E così Vyborg continua la sua vita
sonnacchiosa di città ai margini, continua la sua vita un po'
sovietica ("eh, Evgenija Viktorovna, non esistono persone ex
sovietiche, esistono solo persone sovietiche con vari gradi di
consapevolezza") senza quella senso di sicurezza minimo che lo
Stato sovietico assicurava al cittadino qualunque. Sembra morire di
una lenta e inavvertita fine, Vyborg. La biblioteca progettata da
Arvo Aalto è tutta impacchettata e sta per essere restaurata, solo
perché qualche tempo fa Putin si è incontrato quasi per caso con la
premier finlandese sul nuovo treno veloce Helsinki-Pietroburgo. La
signora, probabilmente inarcando il sottile sopracciglio, ha chiesto
notizie dell'edificio e la macchina dei lavori sembra essersi mossa.
Nessun sopracciglio, invece, si è
alzato per la via centrale di Vyborg, quella che porta alla fortezza,
via Krepostnaja. Qualche tempo fa un edificio è crollato e ora molte
case antiche sono pericolanti. Cammini tra le transenne, come se la
guerra fosse finita ieri. Qualche caffè, qualche negozietto di
souvenirs e poi staccionate, impalcature lasciate a metà, coperture
fantasiose che lasciano indovinare dai buchi o da cupe trasparenze il
sobrio decorativismo dell'art noveau del Nord. Sembra impossibile che
nessuno voglia investire in centro di una città che è stata tra le
più importanti del granducato di Finlandia e che ora è completamente
dimenticata dal governo federale. Viipuri città-comfort, la
chiamavano negli anni Trenta quando era al centro degli studi e degli
esperimenti dell'architetto Otto-Iivari Meurman (1890-1994), invitato
dalla municipalità cittadina a vigilare sulla conservazione dei suoi
monumenti antichi e sulla razionalità e sostenibilità delle nuove
costruzioni.
Rimane un velo di tristezza, nella
vecchina che legge le Izvestija appese come un tempo lungo il bordo
del parco e il disincanto del direttore del museo che ama la sua
città (da soli sei anni, anche lui non è di qui), che adora il suo
lavoro ma che non vede prospettive. E Lenin nella Piazza Rossa con il
suo gesto ampio continua a gettare mangime ai piccioni...
Brava Candy, che vai in giro per la provincia e sottometti tutto al tuo occhio pacato e inesorabile!

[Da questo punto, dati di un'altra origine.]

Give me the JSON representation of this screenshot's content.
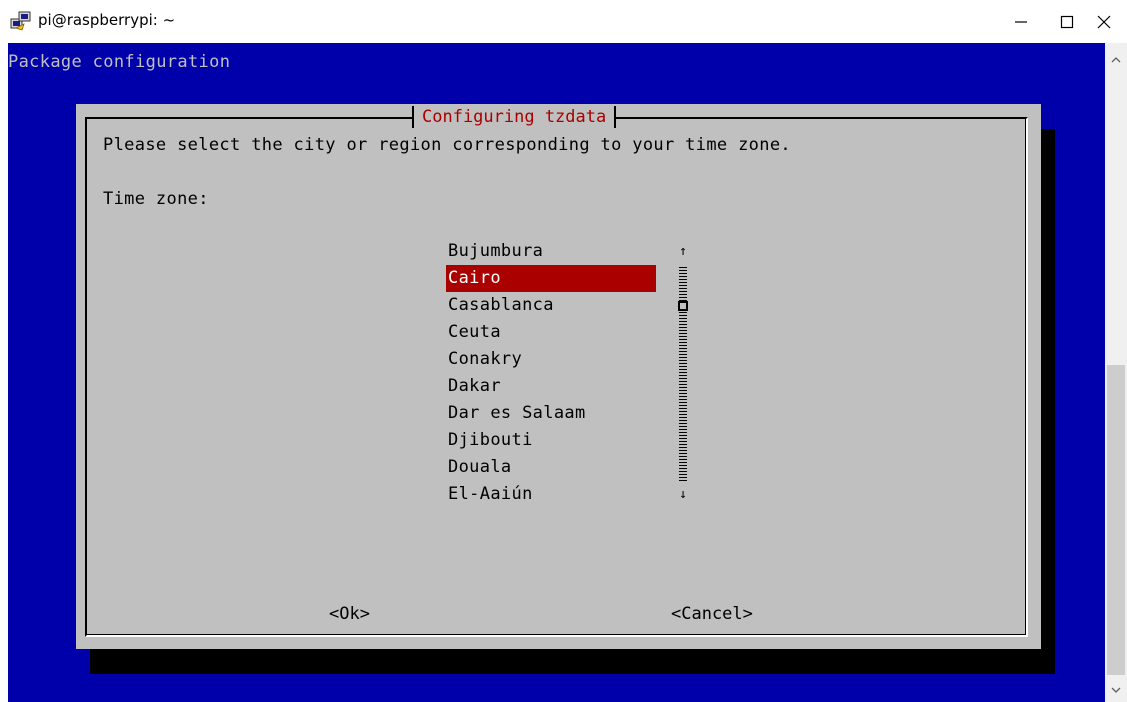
{
  "window": {
    "title": "pi@raspberrypi: ~",
    "controls": {
      "minimize": "—",
      "maximize": "☐",
      "close": "✕"
    }
  },
  "terminal": {
    "header": "Package configuration",
    "background": "#0000aa"
  },
  "dialog": {
    "title": "Configuring tzdata",
    "prompt": "Please select the city or region corresponding to your time zone.",
    "label": "Time zone:",
    "options": [
      "Bujumbura",
      "Cairo",
      "Casablanca",
      "Ceuta",
      "Conakry",
      "Dakar",
      "Dar es Salaam",
      "Djibouti",
      "Douala",
      "El-Aaiún"
    ],
    "selected": "Cairo",
    "scroll_up": "↑",
    "scroll_down": "↓",
    "ok_label": "<Ok>",
    "cancel_label": "<Cancel>"
  },
  "colors": {
    "selection": "#aa0000",
    "dialog_bg": "#c0c0c0",
    "title_text": "#aa0000"
  },
  "icons": {
    "app": "putty-icon",
    "minimize": "minimize-icon",
    "maximize": "maximize-icon",
    "close": "close-icon"
  }
}
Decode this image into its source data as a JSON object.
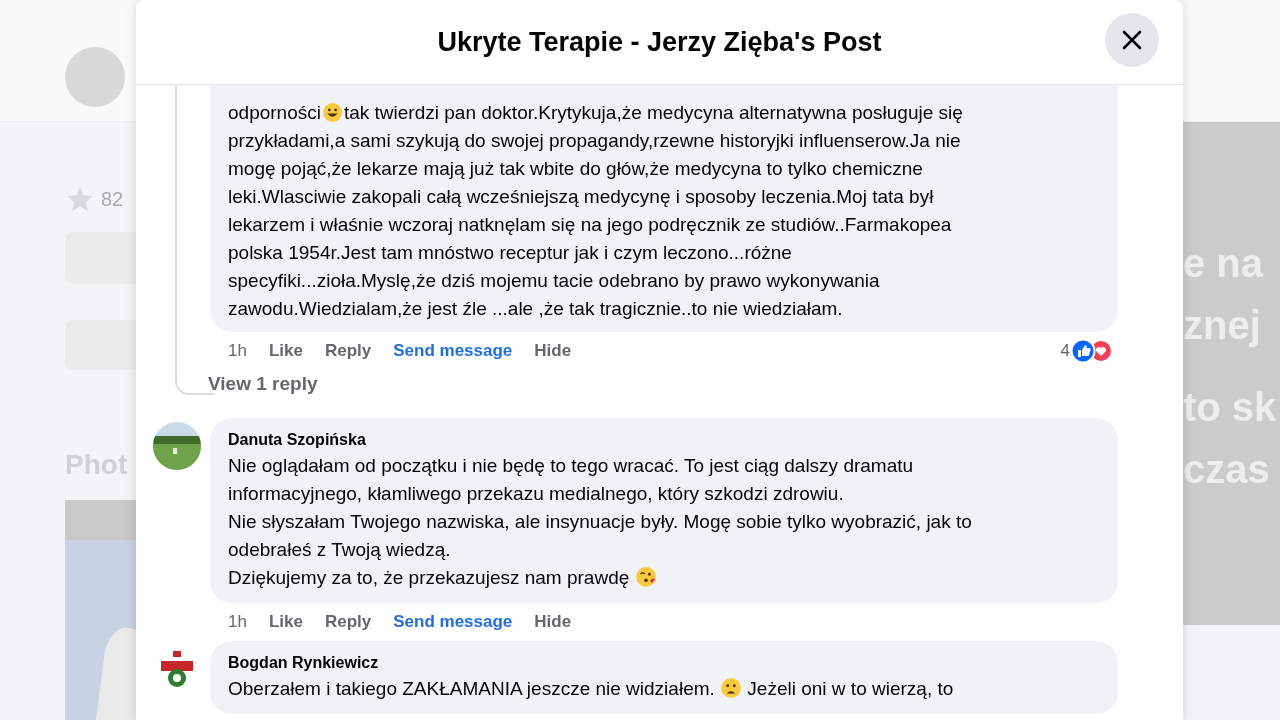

RispondiEliminaPensare che la maggior parte dei nostri colleghi non hanno mai mosso il culo dai tavolini dei caffè sull'Arbat... Studiano la cultura di un paese che non hanno mai visto, come quelli che studiano la lingua maya o quella hittita... E loro, almeno, le rovine le hanno viste.
Gli italiani si sono mossi in massa per difendere la Finlandia durante la Guerra di Inverno. Nel cimitero degli eroi di Helsinki c'è un nostro pilota, Diego Manzocchi.